Meinungen aus der Lesejury

Veröffentlicht am 13.07.2020

Abenteuerliches Finale, das viel Platz für Spekulationen während des Lesens bietet.

2

Achtung! Dieses Buch ist der vierte und finale Band der Reihe "Die Spiegelreisende". Spoiler auf den Inhalt der vorangegangen Bände sind sehr wahrscheinlich!! Es empfiehlt sich, die Bücher in der vorgesehenen ...

Achtung!
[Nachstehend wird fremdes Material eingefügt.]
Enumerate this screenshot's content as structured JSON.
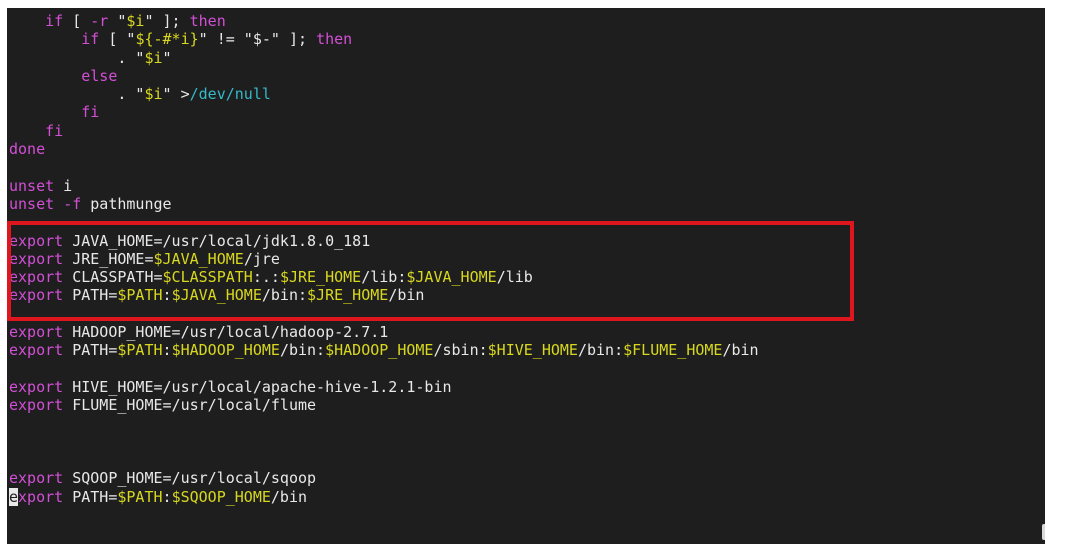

Dieses Buch ist der vierte und finale Band der Reihe "Die Spiegelreisende". Spoiler auf den Inhalt der vorangegangen Bände sind sehr wahrscheinlich!! Es empfiehlt sich, die Bücher in der vorgesehenen Reihenfolge zu lesen!

Im finalen Band der Reihe begleiten wir Ophelia, die sich auch weiterhin als Eulalia ausgibt, und Thorn auf ein letztes Abenteuer. Noch immer ist die Identität des Anderen nicht geklärt. Und weiterhin brechen die Archen auseinander. Gemeinsam mit alten und neuen Freunden begeben sich die Beiden an einen Schauplatz, der in den vorherigen Bänden bereits mehrfach erwähnt wurde, allerdings keine große Rolle gespielt hat.

Der Einstieg in die Geschichte gefiel mir wie auch in den bisherigen Bänden sehr gut. Der Schreibstil und die wirklich tolle und fantasiereiche Welt konnten mich direkt wieder begeistern. Allerdings wurde mir schon zu Beginn sehr schnell klar, dass dieser Band anders werden würde. Sehr schnell verändert sich die Stimmung auf Babel und vieles ist nicht mehr wie gewohnt. Zudem erreichen Ophelia und Thorn den finalen Ort, an dem alle Fäden zusammen laufen. Die Suche nach dem Anderen und Eulalia Gort nehmen immer mehr an Fahrt auf. Doch wie man es bereits kennt, ist nichts so wie es anfangs scheint und dann doch aber wieder anders als man denkt.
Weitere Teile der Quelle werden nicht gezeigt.